There's a famed episode of Seinfeld where Jerry, in order to save a friend's job who works at Kenny Rogers' Roasters, accepts to switch apartments with Kramer, who had started a protest against the restaurant in an attempt to put it out of business so he could resume a regular sleeping schedule (the restaurant's red neon sign prevented Kramer from catching a good night's sleep).
Later in the show, though, Jerry discovers that in spite of the protest, Kramer (and Newman) has become addicted to the chicken, and figures out that Kramer would not have the guts to resume his ploy to put the restaurant out of business even if he had to go back to his apartment. Jerry finds out because he meets Newman at Kenny Rogers' and the clerk who hands Newman the order says "Oh, don't forget your broccoli." Jerry says "Broccoli? You wouldn't eat broccoli if it were deep-covered in chocolate sauce!" Newman's half-heartedly responds "I love broccoli!", so Jerry exhorts him to have some broccoli, then. Newman does and proceeds to spit it out after almost choking on it and exclaims "Vile weed!". That's how Jerry uncovers Kramer's ruse and forces Kramer to switch back apartments.

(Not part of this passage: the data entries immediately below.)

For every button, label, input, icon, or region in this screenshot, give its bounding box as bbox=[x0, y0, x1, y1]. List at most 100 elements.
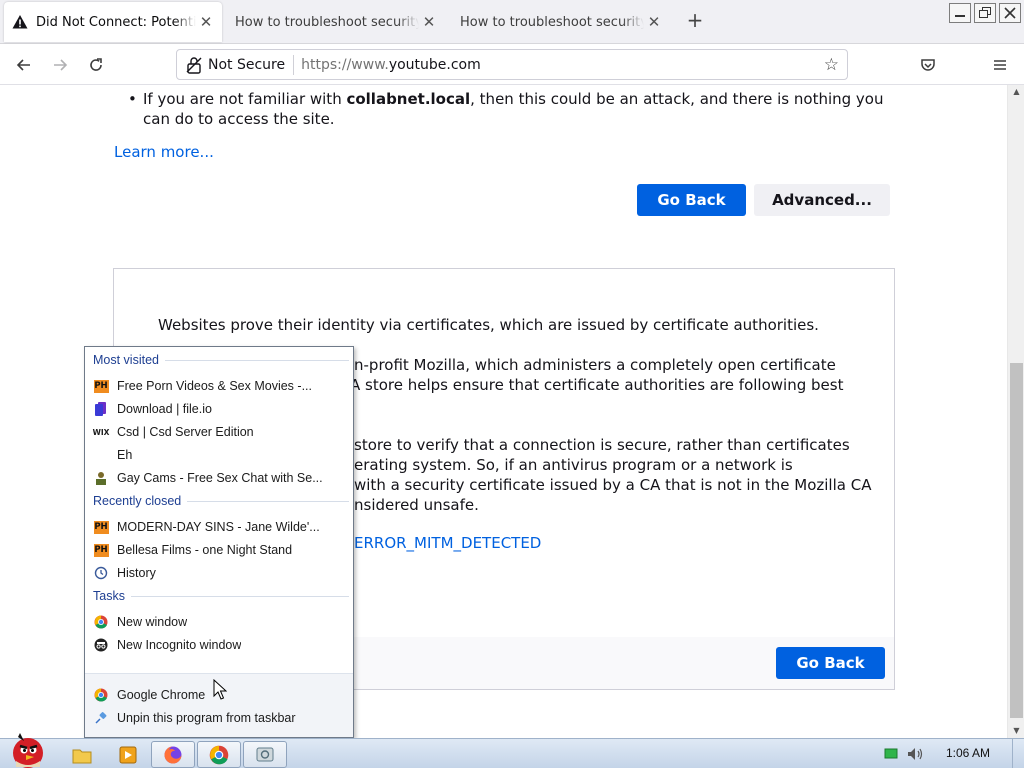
close-tab-icon[interactable]: ✕ bbox=[198, 13, 214, 31]
history-icon bbox=[93, 565, 109, 581]
jumplist-item-label: Unpin this program from taskbar bbox=[117, 711, 296, 725]
tab-did-not-connect[interactable]: Did Not Connect: Potential Se ✕ bbox=[4, 2, 222, 42]
warning-icon bbox=[12, 15, 28, 29]
angry-bird-start-icon bbox=[13, 733, 43, 768]
bullet-domain: collabnet.local bbox=[346, 90, 471, 108]
taskbar-network-app[interactable] bbox=[243, 741, 287, 768]
show-desktop-button[interactable] bbox=[1012, 739, 1024, 768]
hamburger-menu-icon bbox=[994, 60, 1006, 70]
incognito-icon bbox=[93, 637, 109, 653]
forward-arrow-icon bbox=[54, 59, 68, 71]
advanced-paragraph-2a: n-profit Mozilla, which administers a co… bbox=[354, 356, 836, 374]
not-secure-label[interactable]: Not Secure bbox=[208, 54, 295, 75]
navigation-bar: Not Secure https://www.youtube.com ☆ bbox=[0, 44, 1024, 85]
bullet-text: If you are not familiar with collabnet.l… bbox=[143, 89, 898, 129]
wix-icon: WIX bbox=[92, 427, 110, 437]
close-tab-icon[interactable]: ✕ bbox=[646, 13, 662, 31]
url-text[interactable]: https://www.youtube.com bbox=[301, 57, 481, 73]
tasks-header: Tasks bbox=[93, 589, 349, 603]
jumplist-item-free-porn-videos[interactable]: PH Free Porn Videos & Sex Movies -... bbox=[93, 375, 345, 397]
forward-button[interactable] bbox=[47, 52, 73, 78]
close-window-button[interactable] bbox=[999, 3, 1021, 23]
advanced-paragraph-3b: erating system. So, if an antivirus prog… bbox=[354, 456, 793, 474]
recently-closed-label: Recently closed bbox=[93, 494, 182, 508]
restore-icon bbox=[979, 7, 991, 18]
reload-button[interactable] bbox=[83, 52, 109, 78]
url-host: youtube.com bbox=[388, 56, 481, 73]
scroll-up-icon[interactable]: ▲ bbox=[1008, 85, 1024, 99]
error-code-link[interactable]: ERROR_MITM_DETECTED bbox=[354, 534, 541, 552]
footer-go-back-button[interactable]: Go Back bbox=[776, 647, 885, 679]
jumplist-item-bellesa-films[interactable]: PH Bellesa Films - one Night Stand bbox=[93, 539, 345, 561]
taskbar-firefox[interactable] bbox=[151, 741, 195, 768]
menu-button[interactable] bbox=[987, 52, 1013, 78]
go-back-button[interactable]: Go Back bbox=[637, 184, 746, 216]
advanced-paragraph-1: Websites prove their identity via certif… bbox=[158, 316, 819, 334]
minimize-button[interactable] bbox=[949, 3, 971, 23]
most-visited-label: Most visited bbox=[93, 353, 159, 367]
jumplist-item-label: Gay Cams - Free Sex Chat with Se... bbox=[117, 471, 323, 485]
attack-warning-bullet: • If you are not familiar with collabnet… bbox=[128, 89, 898, 129]
jumplist-item-eh[interactable]: Eh bbox=[93, 444, 345, 466]
new-tab-button[interactable]: + bbox=[684, 10, 706, 32]
jumplist-item-label: Download | file.io bbox=[117, 402, 212, 416]
scroll-down-icon[interactable]: ▼ bbox=[1008, 724, 1024, 738]
advanced-paragraph-3c: with a security certificate issued by a … bbox=[354, 476, 872, 494]
network-tray-icon[interactable] bbox=[884, 748, 898, 760]
mouse-cursor-icon bbox=[213, 679, 227, 700]
ph-icon: PH bbox=[93, 379, 109, 393]
tab-troubleshoot-1[interactable]: How to troubleshoot security err ✕ bbox=[227, 2, 445, 42]
jumplist-item-label: History bbox=[117, 566, 156, 580]
restore-button[interactable] bbox=[974, 3, 996, 23]
volume-icon[interactable] bbox=[906, 747, 924, 761]
jumplist-item-file-io[interactable]: Download | file.io bbox=[93, 398, 345, 420]
cam-icon bbox=[93, 470, 109, 486]
blank-page-icon bbox=[93, 447, 109, 463]
advanced-paragraph-3a: store to verify that a connection is sec… bbox=[354, 436, 850, 454]
bullet-dot: • bbox=[128, 90, 137, 108]
taskbar-chrome[interactable] bbox=[197, 741, 241, 768]
chrome-icon bbox=[93, 614, 109, 630]
taskbar-media-player[interactable] bbox=[106, 741, 150, 768]
url-prefix: https://www. bbox=[301, 56, 389, 73]
address-bar[interactable]: Not Secure https://www.youtube.com ☆ bbox=[176, 49, 848, 80]
tab-strip: Did Not Connect: Potential Se ✕ How to t… bbox=[0, 0, 1024, 44]
chrome-icon bbox=[209, 745, 229, 764]
advanced-paragraph-2b: A store helps ensure that certificate au… bbox=[350, 376, 844, 394]
jumplist-item-label: Google Chrome bbox=[117, 688, 206, 702]
jumplist-item-history[interactable]: History bbox=[93, 562, 345, 584]
back-button[interactable] bbox=[11, 52, 37, 78]
jumplist-item-label: New window bbox=[117, 615, 188, 629]
jumplist-item-csd-server[interactable]: WIX Csd | Csd Server Edition bbox=[93, 421, 345, 443]
close-tab-icon[interactable]: ✕ bbox=[421, 13, 437, 31]
windows-taskbar: 1:06 AM bbox=[0, 733, 1024, 768]
most-visited-header: Most visited bbox=[93, 353, 349, 367]
ph-icon: PH bbox=[93, 543, 109, 557]
jumplist-item-gay-cams[interactable]: Gay Cams - Free Sex Chat with Se... bbox=[93, 467, 345, 489]
jumplist-item-label: Bellesa Films - one Night Stand bbox=[117, 543, 293, 557]
jumplist-item-modern-day-sins[interactable]: PH MODERN-DAY SINS - Jane Wilde'... bbox=[93, 516, 345, 538]
jumplist-item-label: Eh bbox=[117, 448, 133, 462]
jumplist-item-label: Csd | Csd Server Edition bbox=[117, 425, 254, 439]
page-scrollbar[interactable]: ▲ ▼ bbox=[1007, 85, 1024, 738]
scroll-thumb[interactable] bbox=[1010, 363, 1023, 718]
chrome-icon bbox=[93, 687, 109, 703]
advanced-button[interactable]: Advanced... bbox=[754, 184, 890, 216]
taskbar-explorer[interactable] bbox=[60, 741, 104, 768]
jumplist-item-new-window[interactable]: New window bbox=[93, 611, 345, 633]
advanced-paragraph-3d: nsidered unsafe. bbox=[354, 496, 479, 514]
reload-icon bbox=[90, 58, 102, 71]
close-icon bbox=[1004, 7, 1016, 19]
jumplist-item-label: MODERN-DAY SINS - Jane Wilde'... bbox=[117, 520, 320, 534]
taskbar-clock[interactable]: 1:06 AM bbox=[946, 746, 990, 760]
minimize-icon bbox=[955, 15, 965, 17]
tab-troubleshoot-2[interactable]: How to troubleshoot security err ✕ bbox=[452, 2, 670, 42]
bookmark-star-icon[interactable]: ☆ bbox=[824, 55, 839, 75]
learn-more-link[interactable]: Learn more... bbox=[114, 143, 214, 161]
broken-lock-icon[interactable] bbox=[185, 56, 203, 74]
start-button[interactable] bbox=[4, 731, 48, 768]
jumplist-item-unpin[interactable]: Unpin this program from taskbar bbox=[93, 707, 345, 729]
pocket-button[interactable] bbox=[915, 52, 941, 78]
media-player-icon bbox=[119, 746, 137, 763]
jumplist-item-new-incognito[interactable]: New Incognito window bbox=[93, 634, 345, 656]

This week's health care arguments in front of the Supreme Court reminded me of that episode, because broccoli was a central plot twist in the Seinfeld episode and was also a central argument in Justice Scalia's opposition to the Affordable Healthcare Act. Scalia, whose antics are legendary and whose intelligence and rhetorical abilities are obviously greatly overrated, contended that allowing one government mandate (the individual mandate to purchase health care or pay a tax penalty) might lead to another (the government's hypothetical mandate to all Americans to purchase broccoli).
Paul Krugman was one of many commentators who pointed out that Scalia's argument is disingenuous because one American's failure to purchase broccoli does not have any effect on another American's ability to purchase the vegetable or on its affordability. Justice Scalia is a sure vote in the pocket of the Act's opponents, no doubt. His clumsy rhetoric and his inability (or unwillingness) to understand the difference that goes between the grocery market and the health care market.
But where Don Verrilli, Solicitor General of the United States, caught a lot of flack in the mainstream media for his fumbling defense of the ACA's individual mandate requirement, Justice Scalia caught almost none for his pedestrian offense against logic and his attack against the Act's pivotal requirement. This difference in treatment is another example, in case one was needed, of the ridiculous job that the MSM does in informing the American public about the content of the issues. No wonder so many Americans are confused and think that both sides are equally guilty for the country's failures.
Perhaps, as Newman says in the Kenny Rogers' Roasters episode, broccoli is a vile weed. There should be no doubt in anyone's mind, however, that Justice Scalia's presumed defense of individual liberty in the name of broccoli is very vile weed.